In Law there are many occasions when the standard of behaviour is judged by the ‘reasonableness test’. The standard for that was originally defined as “the man on the Clapham omnibus” and this was first used in a 1903 libel case. This person was deemed to be an ordinary, everyday, reasonably intelligent, reasonably educated person – against whose presumed action or behaviour the actions of a defendant would be judged.

There have been a lot of amendments to this: you don’t judge whether a surgeon has acted reasonably by the standard of the man on the Clapham omnibus, but by the actions of his peers. You don’t assess whether a soldier has acted reasonably under fire by the standard of the man sitting safely on the Clapham omnibus but by the actions of soldiers in similar circumstances.

But the reminder about the ‘reasonableness’ test got me thinking (after the training had finished, I did listen to it all – honest!). Do we judge other people by our own standard of reasonableness? Do we think that if we would not have reacted in a certain way then nobody else ought to?
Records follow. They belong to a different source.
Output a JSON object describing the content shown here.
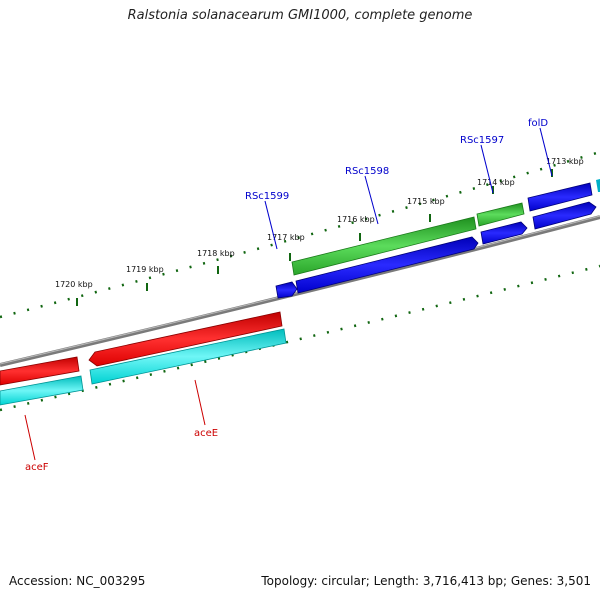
{
  "title": "Ralstonia solanacearum GMI1000, complete genome",
  "footer": {
    "accession": "Accession: NC_003295",
    "stats": "Topology: circular; Length: 3,716,413 bp; Genes: 3,501"
  },
  "scale_ticks": [
    "1713 kbp",
    "1714 kbp",
    "1715 kbp",
    "1716 kbp",
    "1717 kbp",
    "1718 kbp",
    "1719 kbp",
    "1720 kbp"
  ],
  "gene_labels": {
    "folD": "folD",
    "RSc1597": "RSc1597",
    "RSc1598": "RSc1598",
    "RSc1599": "RSc1599",
    "aceE": "aceE",
    "aceF": "aceF"
  },
  "colors": {
    "forward_cds_blue": "#0000ee",
    "gene_green": "#33bb33",
    "reverse_cds_red": "#ee0000",
    "reverse_gene_cyan": "#00e5e5",
    "backbone": "#808080",
    "tick_green": "#116611",
    "label_forward": "#0000cc",
    "label_reverse": "#cc0000"
  }
}
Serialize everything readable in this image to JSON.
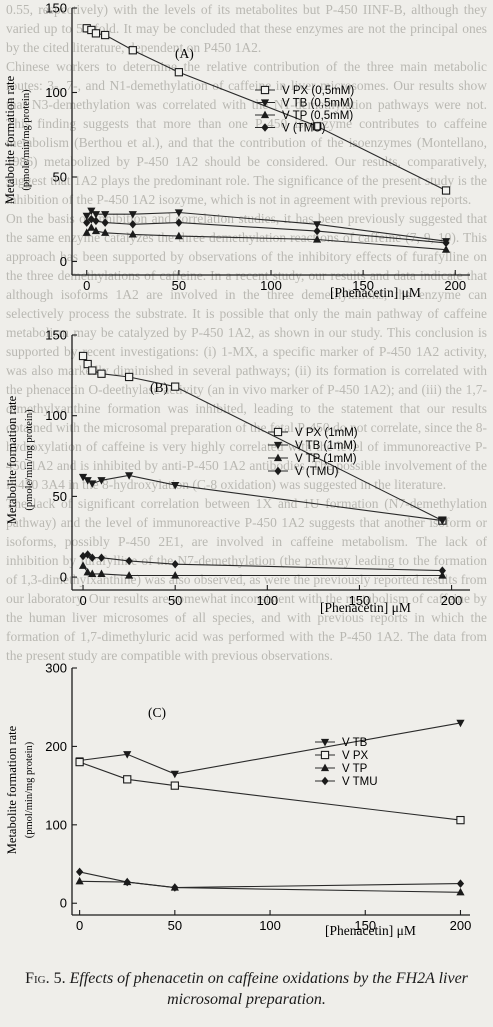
{
  "background_text": [
    "0.55, respectively) with the levels of its metabolites but P-450 IINF-B, although they varied up to 50-fold. It may be concluded that these enzymes are not the principal ones by the cited literature, dependent on P450 1A2.",
    "Chinese workers to determine the relative contribution of the three main metabolic routes: 3-, 7-, and N1-demethylation of caffeine in liver microsomes. Our results show that N3-demethylation was correlated with the N1-demethylation pathways were not. This finding suggests that more than one P-450 isoenzyme contributes to caffeine metabolism (Berthou et al.), and that the contribution of the isoenzymes (Montellano, 1986) metabolized by P-450 1A2 should be considered. Our results, comparatively, suggest that 1A2 plays the predominant role. The significance of the present study is the inhibition of the P-450 1A2 isozyme, which is not in agreement with previous reports.",
    "On the basis of inhibition and correlation studies, it has been previously suggested that the same enzyme catalyzes the three demethylation reactions of caffeine (7, 9, 10). This approach has been supported by observations of the inhibitory effects of furafylline on the three demethylations of caffeine. In a recent study, our results and data indicate that although isoforms 1A2 are involved in the three demethylations, the enzyme can selectively process the substrate. It is possible that only the main pathway of caffeine metabolism may be catalyzed by P-450 1A2, as shown in our study. This conclusion is supported by recent investigations: (i) 1-MX, a specific marker of P-450 1A2 activity, was also markedly diminished in several pathways; (ii) its formation is correlated with the phenacetin O-deethylase activity (an in vivo marker of P-450 1A2); and (iii) the 1,7-dimethylxanthine formation was inhibited, leading to the statement that our results obtained with the microsomal preparation of the fetal P-450 do not correlate, since the 8-hydroxylation of caffeine is very highly correlated with the level of immunoreactive P-450 1A2 and is inhibited by anti-P-450 1A2 antibodies. The possible involvement of the P-450 3A4 in the 8-hydroxylation (C-8 oxidation) was suggested in the literature.",
    "The lack of significant correlation between 1X and 1U formation (N7-demethylation pathway) and the level of immunoreactive P-450 1A2 suggests that another isoform or isoforms, possibly P-450 2E1, are involved in caffeine metabolism. The lack of inhibition by furafylline of the N7-demethylation (the pathway leading to the formation of 1,3-dimethylxanthine) was also observed, as were the previously reported results from our laboratory. Our results are somewhat inconsistent with the metabolism of caffeine by the human liver microsomes of all species, and with previous reports in which the formation of 1,7-dimethyluric acid was performed with the P-450 1A2. The data from the present study are compatible with previous observations."
  ],
  "caption": {
    "fig_label": "Fig. 5.",
    "text": "Effects of phenacetin on caffeine oxidations by the FH2A liver microsomal preparation."
  },
  "chart_data": [
    {
      "type": "line",
      "panel_label": "(A)",
      "ylabel_line1": "Metabolite formation rate",
      "ylabel_line2": "(pmole/min/mg protein)",
      "xlabel": "[Phenacetin] μM",
      "xlim": [
        -8,
        208
      ],
      "ylim": [
        -8,
        150
      ],
      "x_ticks": [
        0,
        50,
        100,
        150,
        200
      ],
      "y_ticks": [
        0,
        50,
        100,
        150
      ],
      "x": [
        0,
        2.5,
        5,
        10,
        25,
        50,
        125,
        195
      ],
      "legend_position": "top-right",
      "series": [
        {
          "name": "V PX (0,5mM)",
          "marker": "square",
          "values": [
            138,
            137,
            135,
            134,
            125,
            112,
            80,
            42
          ]
        },
        {
          "name": "V TB (0,5mM)",
          "marker": "tri-down",
          "values": [
            27,
            30,
            28,
            28,
            28,
            29,
            22,
            12
          ]
        },
        {
          "name": "V TP (0,5mM)",
          "marker": "tri-up",
          "values": [
            17,
            20,
            18,
            17,
            16,
            15,
            13,
            7
          ]
        },
        {
          "name": "V (TMU)",
          "marker": "diamond",
          "values": [
            23,
            25,
            24,
            23,
            22,
            23,
            18,
            11
          ]
        }
      ]
    },
    {
      "type": "line",
      "panel_label": "(B)",
      "ylabel_line1": "Metabolite formation rate",
      "ylabel_line2": "(pmole/min/mg protein)",
      "xlabel": "[Phenacetin] μM",
      "xlim": [
        -6,
        210
      ],
      "ylim": [
        -8,
        150
      ],
      "x_ticks": [
        0,
        50,
        100,
        150,
        200
      ],
      "y_ticks": [
        0,
        50,
        100,
        150
      ],
      "x": [
        0,
        2.5,
        5,
        10,
        25,
        50,
        195
      ],
      "legend_position": "top-right",
      "series": [
        {
          "name": "V PX (1mM)",
          "marker": "square",
          "values": [
            137,
            132,
            128,
            126,
            124,
            118,
            35
          ]
        },
        {
          "name": "V TB (1mM)",
          "marker": "tri-down",
          "values": [
            62,
            60,
            58,
            60,
            63,
            57,
            35
          ]
        },
        {
          "name": "V TP (1mM)",
          "marker": "tri-up",
          "values": [
            7,
            3,
            2,
            2,
            1,
            1,
            1
          ]
        },
        {
          "name": "V (TMU)",
          "marker": "diamond",
          "values": [
            13,
            14,
            12,
            12,
            10,
            8,
            4
          ]
        }
      ]
    },
    {
      "type": "line",
      "panel_label": "(C)",
      "ylabel_line1": "Metabolite formation rate",
      "ylabel_line2": "(pmol/min/mg protein)",
      "xlabel": "[Phenacetin] μM",
      "xlim": [
        -4,
        205
      ],
      "ylim": [
        -15,
        300
      ],
      "x_ticks": [
        0,
        50,
        100,
        150,
        200
      ],
      "y_ticks": [
        0,
        100,
        200,
        300
      ],
      "x": [
        0,
        25,
        50,
        200
      ],
      "legend_position": "top-right",
      "series": [
        {
          "name": "V TB",
          "marker": "tri-down",
          "values": [
            182,
            190,
            165,
            230
          ]
        },
        {
          "name": "V PX",
          "marker": "square",
          "values": [
            180,
            158,
            150,
            106
          ]
        },
        {
          "name": "V TP",
          "marker": "tri-up",
          "values": [
            28,
            27,
            20,
            14
          ]
        },
        {
          "name": "V TMU",
          "marker": "diamond",
          "values": [
            40,
            27,
            20,
            25
          ]
        }
      ]
    }
  ]
}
Or if we would have done something then it’s reasonable to assume that everyone else should do so too? I think we often do, and that’s not, erm, reasonable.

It’s unfair because our expectations of ourselves are often unrealistic. We imagine how we would have reacted to something when we might, in the event of it happening, react very differently. I imagine that if there was someone getting ready to fire a gun at someone I would heroically jump in front of them, but the reality might well be very different. And it’s also unfair because if we make assumptions about how other people ought to behave without telling them what we’re expecting then we are setting them up for a fall. There have been times when someone has been unwell in the churches I serve and they (reasonably) expect that their Minister (aka me) would check to see how they are and perhaps come and see them. But if nobody has told me that the person is unwell, it’s not fair to expect me to get in contact and get huffy when I don’t.

It’s heresy time again, folks, so get ready with those virtual stones…

God is not reasonable. By that I mean that he doesn’t treat us in the way that we deserve, he responds to us with grace. He doesn’t limit himself to our low expectations he is generous. He doesn’t just want to be friends with the nice people in the world, he wants all of us to know him. He doesn’t conform to our expectations, he exists well outside the box and thinks well beyond the blue sky! He is extraordinarily unreasonable! If you doubt that, read one of the Gospels and look at Jesus. He was SO unreasonable it was brilliant – going out of his way to mix with the wrong people, breaking the religious rules that were like a straightjacket on people and loving in a self-sacrificial way that has never been seen before or since.

And I am so glad he is unreasonable. Because he can cope with my unreasonable behaviour, whether or not I am sitting on a Clapham omnibus!